パトリック・マスムラ(55歳、日系四世のアメリカ人)

CIAのベテラン工作員。アジア諸言語に堪能なため、過去20年間、アジアでの工作活動に従事してきた。眠りが浅いと、自分が殺害してきた多くの人間が夢に現れるので、睡眠薬が手放せない。

田之上カスミ(霊魂)

田之上ミツキの妹。

ミツキと同時に人間兵器に改造される途中で、死亡する。

しかし、その魂がミツキに受け継がれ、ミツキと二人きりの時に、話しかけてくる。

ミツキが忘れてしまった出来事、ミツキが気づいていないミツキの心の葛藤に気づいている。

ミツキを深く愛している一方で、クールでニヒルな一面を備えている。

川野メグミ(年齢不詳)

フリースクールの高学年生徒に英語と数学を教えているボランティアの大学院生。

実は、アオイとミツキを監視するために送り込まれたCIA工作員。

カレン・ブラックマン(35歳、独身、離婚歴あり)

アメリカ国防総省の科学者。

山科アカネ逃亡事件の責任を問われて失脚したレノックス慧子に代わって、人間兵器開発チームのリーダーになる。

バランスの取れた組織人で、感情に流されることはない。

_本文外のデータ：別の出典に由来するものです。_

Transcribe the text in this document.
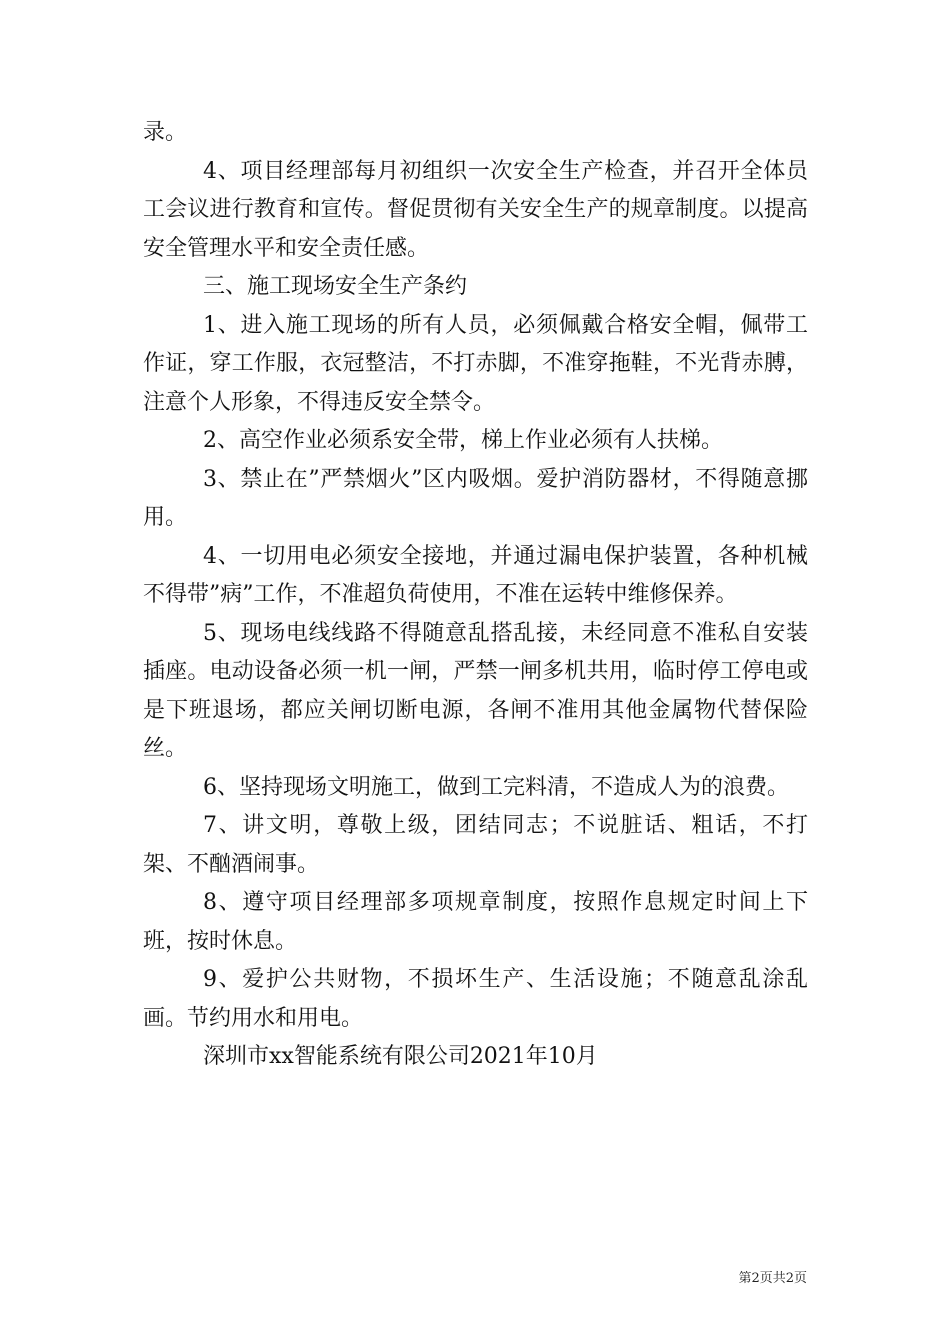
录。

4、项目经理部每月初组织一次安全生产检查，并召开全体员工会议进行教育和宣传。督促贯彻有关安全生产的规章制度。以提高安全管理水平和安全责任感。

三、施工现场安全生产条约

1、进入施工现场的所有人员，必须佩戴合格安全帽，佩带工作证，穿工作服，衣冠整洁，不打赤脚，不准穿拖鞋，不光背赤膊，注意个人形象，不得违反安全禁令。

2、高空作业必须系安全带，梯上作业必须有人扶梯。

3、禁止在”严禁烟火”区内吸烟。爱护消防器材，不得随意挪用。

4、一切用电必须安全接地，并通过漏电保护装置，各种机械不得带”病”工作，不准超负荷使用，不准在运转中维修保养。

5、现场电线线路不得随意乱搭乱接，未经同意不准私自安装插座。电动设备必须一机一闸，严禁一闸多机共用，临时停工停电或是下班退场，都应关闸切断电源，各闸不准用其他金属物代替保险丝。

6、坚持现场文明施工，做到工完料清，不造成人为的浪费。

7、讲文明，尊敬上级，团结同志；不说脏话、粗话，不打架、不酗酒闹事。

8、遵守项目经理部多项规章制度，按照作息规定时间上下班，按时休息。

9、爱护公共财物，不损坏生产、生活设施；不随意乱涂乱画。节约用水和用电。

深圳市xx智能系统有限公司2021年10月

第2页共2页
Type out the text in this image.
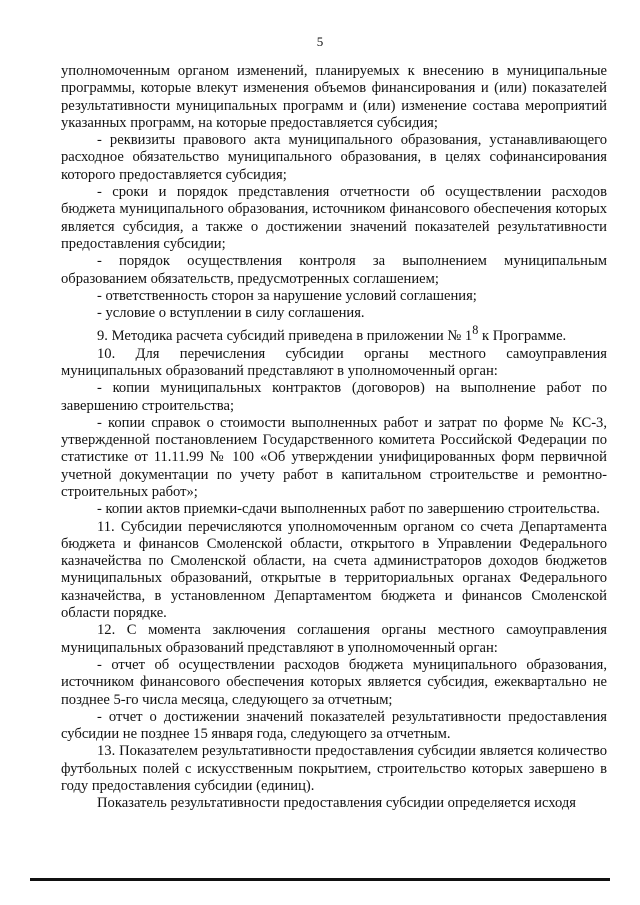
5

уполномоченным органом изменений, планируемых к внесению в муниципальные программы, которые влекут изменения объемов финансирования и (или) показателей результативности муниципальных программ и (или) изменение состава мероприятий указанных программ, на которые предоставляется субсидия;

- реквизиты правового акта муниципального образования, устанавливающего расходное обязательство муниципального образования, в целях софинансирования которого предоставляется субсидия;

- сроки и порядок представления отчетности об осуществлении расходов бюджета муниципального образования, источником финансового обеспечения которых является субсидия, а также о достижении значений показателей результативности предоставления субсидии;

- порядок осуществления контроля за выполнением муниципальным образованием обязательств, предусмотренных соглашением;

- ответственность сторон за нарушение условий соглашения;

- условие о вступлении в силу соглашения.

9. Методика расчета субсидий приведена в приложении № $1^8$ к Программе.

10. Для перечисления субсидии органы местного самоуправления муниципальных образований представляют в уполномоченный орган:

- копии муниципальных контрактов (договоров) на выполнение работ по завершению строительства;

- копии справок о стоимости выполненных работ и затрат по форме № КС-3, утвержденной постановлением Государственного комитета Российской Федерации по статистике от 11.11.99 № 100 «Об утверждении унифицированных форм первичной учетной документации по учету работ в капитальном строительстве и ремонтно-строительных работ»;

- копии актов приемки-сдачи выполненных работ по завершению строительства.

11. Субсидии перечисляются уполномоченным органом со счета Департамента бюджета и финансов Смоленской области, открытого в Управлении Федерального казначейства по Смоленской области, на счета администраторов доходов бюджетов муниципальных образований, открытые в территориальных органах Федерального казначейства, в установленном Департаментом бюджета и финансов Смоленской области порядке.

12. С момента заключения соглашения органы местного самоуправления муниципальных образований представляют в уполномоченный орган:

- отчет об осуществлении расходов бюджета муниципального образования, источником финансового обеспечения которых является субсидия, ежеквартально не позднее 5-го числа месяца, следующего за отчетным;

- отчет о достижении значений показателей результативности предоставления субсидии не позднее 15 января года, следующего за отчетным.

13. Показателем результативности предоставления субсидии является количество футбольных полей с искусственным покрытием, строительство которых завершено в году предоставления субсидии (единиц).

Показатель результативности предоставления субсидии определяется исходя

人間として許せないと感じることでも、組織の決定には従う。

レノックス・慧子を尊敬しているが、目の上のタンコブとも感じている。

エル・リケルメ(おそらく偽名。年齢、国籍不明)

国際的な武器商人。

暗殺用人間兵器を、ブラックマーケットで売って、巨万の富を得ようとしている。

しかし、実態は、金の亡者というより、ニヒリストの変種。